May 27, 2020
For much of my life, the Holy Spirit has been the part of the Trinity with which I have felt the most connected. Perhaps it is because the Holy Spirit is often depicted as the wind, a dove, a flame. There is nothing anthropomorphic (human-like) about the Holy Spirit as it hovers over the deep in the Genesis telling of creation. Or as it descends upon Jesus at his baptism. Or that enables the Christ followers of Acts to speak in all different languages. The Holy Spirit is presence, breath, mystery, and life force. It literally inspires (as in gives breath and life) and connects all that is.
This COVID-19 pandemic has highlighted our interconnectedness. We share matter, air and, yes, germs simply by breathing, touching the same objects, inhabiting shared space. None of us should be surprised that such activities as in-person worship, group singing and sharing food put as at high risk of spreading this virus because these are deeply intimate activities that involve sharing space, breath and sustenance. All of our sacraments -- the ways in which we experience God's presence manifest in our material world -- involves things like touch, water, and food.
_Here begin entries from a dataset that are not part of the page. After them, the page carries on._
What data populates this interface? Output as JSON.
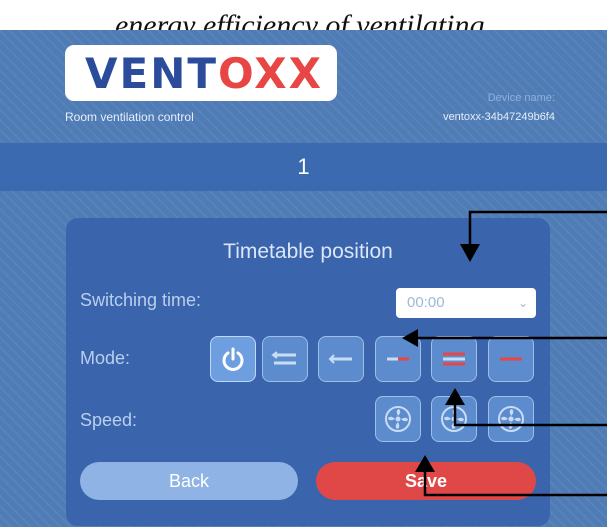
{
  "caption": "energy efficiency of ventilating,",
  "header": {
    "logo_part1": "VENT",
    "logo_part2": "O",
    "logo_part3": "XX",
    "subtitle": "Room ventilation control",
    "device_label": "Device name:",
    "device_value": "ventoxx-34b47249b6f4"
  },
  "position_bar": {
    "number": "1"
  },
  "panel": {
    "title": "Timetable position",
    "switching_label": "Switching time:",
    "switching_value": "00:00",
    "mode_label": "Mode:",
    "speed_label": "Speed:",
    "back_label": "Back",
    "save_label": "Save"
  },
  "modes": [
    {
      "icon": "power-icon",
      "active": true
    },
    {
      "icon": "two-way-flow-icon",
      "active": false
    },
    {
      "icon": "exhaust-flow-icon",
      "active": false
    },
    {
      "icon": "supply-flow-icon",
      "active": false
    },
    {
      "icon": "boost-flow-icon",
      "active": false
    },
    {
      "icon": "crossflow-icon",
      "active": false
    }
  ],
  "speeds": [
    {
      "icon": "fan-icon"
    },
    {
      "icon": "fan-icon"
    },
    {
      "icon": "fan-icon"
    }
  ],
  "colors": {
    "background": "#4f7cb5",
    "panel": "#3a64ac",
    "logo_blue": "#2b4c9b",
    "logo_red": "#e84545",
    "save_button": "#e04848",
    "back_button": "#8eb3e4"
  }
}
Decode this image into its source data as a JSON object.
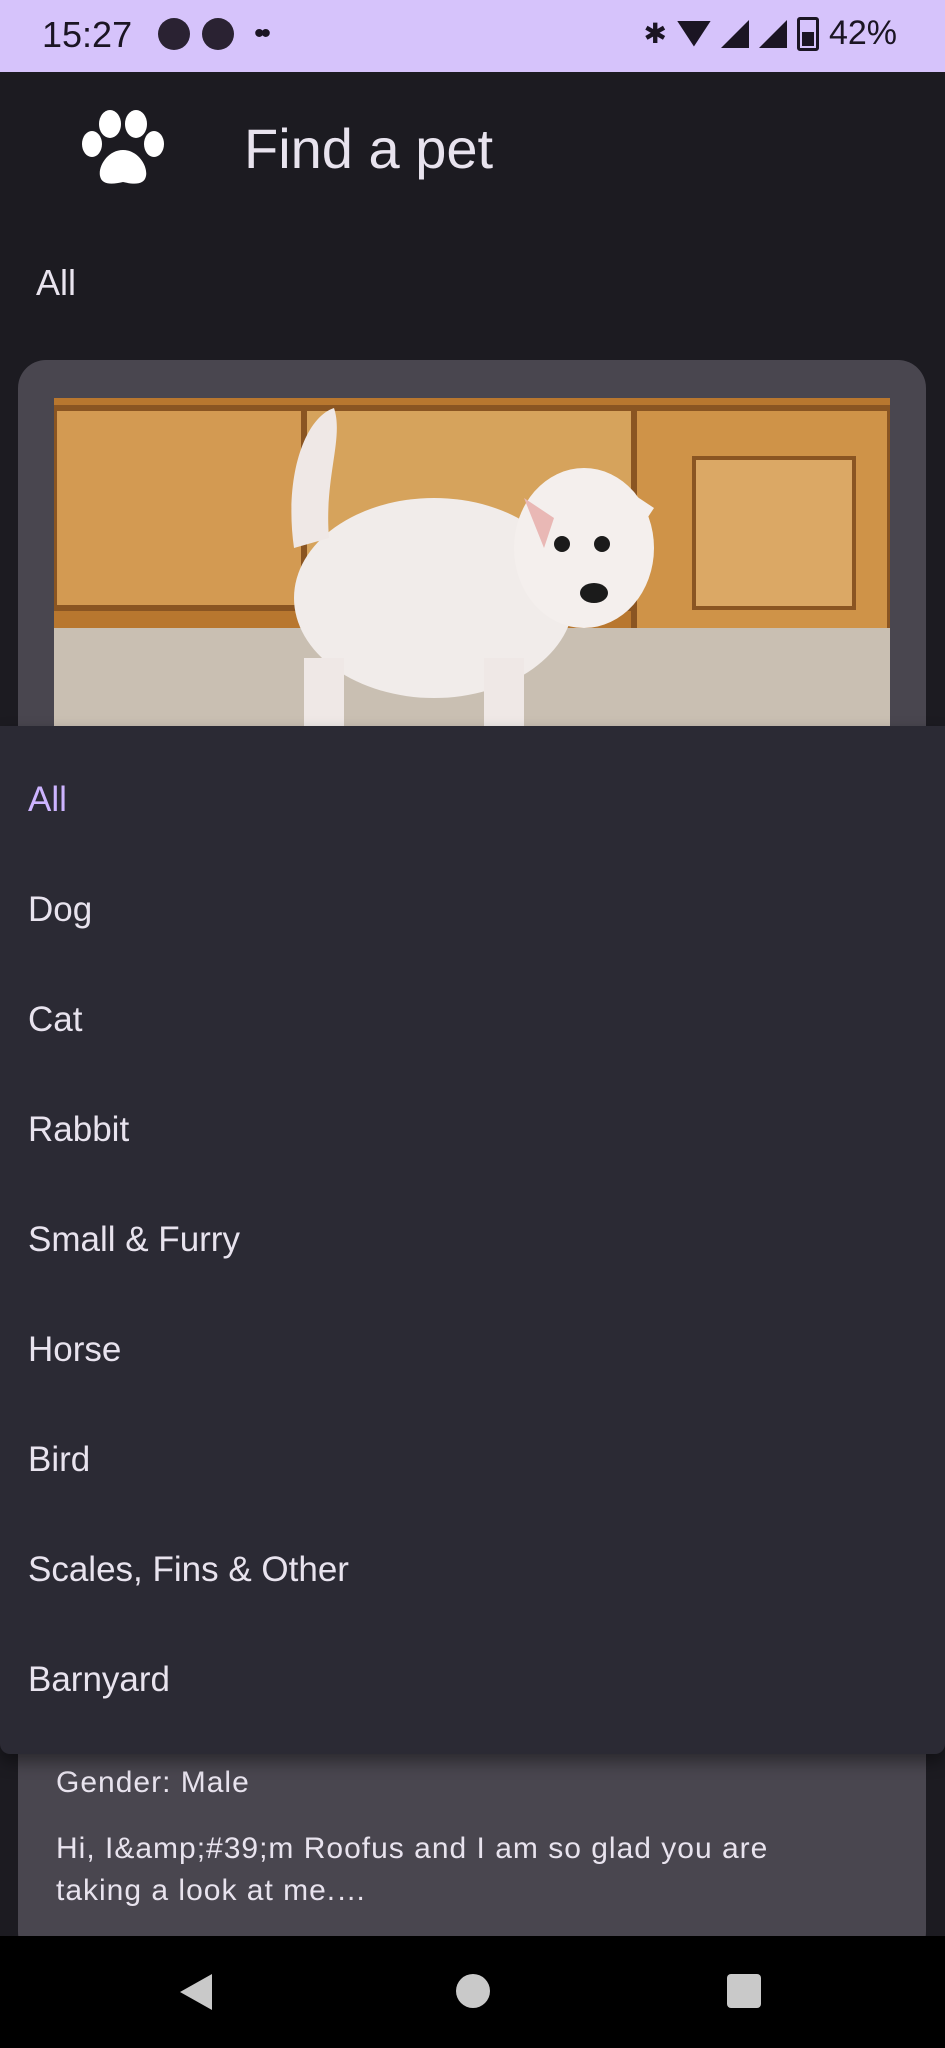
{
  "status_bar": {
    "time": "15:27",
    "battery": "42%",
    "icons": [
      "photo-app-icon",
      "messenger-icon",
      "more-notifications-icon",
      "bluetooth-icon",
      "wifi-icon",
      "signal-icon",
      "battery-icon"
    ]
  },
  "header": {
    "logo_icon": "paw-icon",
    "title": "Find a pet"
  },
  "filter": {
    "selected": "All"
  },
  "dropdown": {
    "options": [
      {
        "label": "All",
        "selected": true
      },
      {
        "label": "Dog"
      },
      {
        "label": "Cat"
      },
      {
        "label": "Rabbit"
      },
      {
        "label": "Small & Furry"
      },
      {
        "label": "Horse"
      },
      {
        "label": "Bird"
      },
      {
        "label": "Scales, Fins & Other"
      },
      {
        "label": "Barnyard"
      }
    ]
  },
  "pet_card": {
    "gender": "Gender: Male",
    "description": "Hi, I&amp;#39;m Roofus and I am so glad you are taking a look at me.…"
  },
  "colors": {
    "status_bar": "#d6c3fb",
    "background": "#1c1b21",
    "card": "#49464f",
    "menu": "#2b2a34",
    "accent": "#cdb4ff"
  },
  "nav_bar": {
    "icons": [
      "back-icon",
      "home-icon",
      "recents-icon"
    ]
  }
}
We are inextricably linked. And this pandemic has reminded us how our patterns of consumption connect us -- to the viability of local businesses, restaurants and stores but also to farmers, hospitals, health care workers, and first responders. We rely on low wage workers who often receive few benefits -- grocery store attendants, truck drivers, farm labor often done by undocumented immigrants, child care workers, teachers, nursing home caregivers and the list goes on and on.
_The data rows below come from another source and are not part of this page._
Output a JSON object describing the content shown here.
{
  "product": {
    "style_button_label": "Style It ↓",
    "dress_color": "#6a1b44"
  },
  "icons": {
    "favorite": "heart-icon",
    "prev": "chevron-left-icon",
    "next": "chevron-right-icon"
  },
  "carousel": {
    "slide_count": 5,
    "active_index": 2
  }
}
We have literally watched how our behavior impacts air quality and the creatures around us as the mountains grew clearer with each day during the shut down and bears, lynx, bison, and other wild animals ventured into spaces long dominated by us, humans.
Beloved ones, we can ever be an island standing alone. We cannot function in our world without one another -- no matter how much we value independence and self-sufficiency. During this pandemic, our health has been quite literally held in other people's hands: in their choice of whether to wear a mask, whether and how to go out. We are inextricably linked to one another and indeed to all the universe. As Joni Mitchell eloquently articulated a scientific truth: "we are stardust, we are golden, we are billion year old carbon...."
Through the Holy Spirit, the mystery, breath, life-force and movement, we are inextricably part of all that is and has been and will be. The question that comes to me is will we live in such a way that reflects this interconnectedness? Will we make choices that hurt or that heal the whole? I will be sitting and praying with this question this week -- I hope you will, too.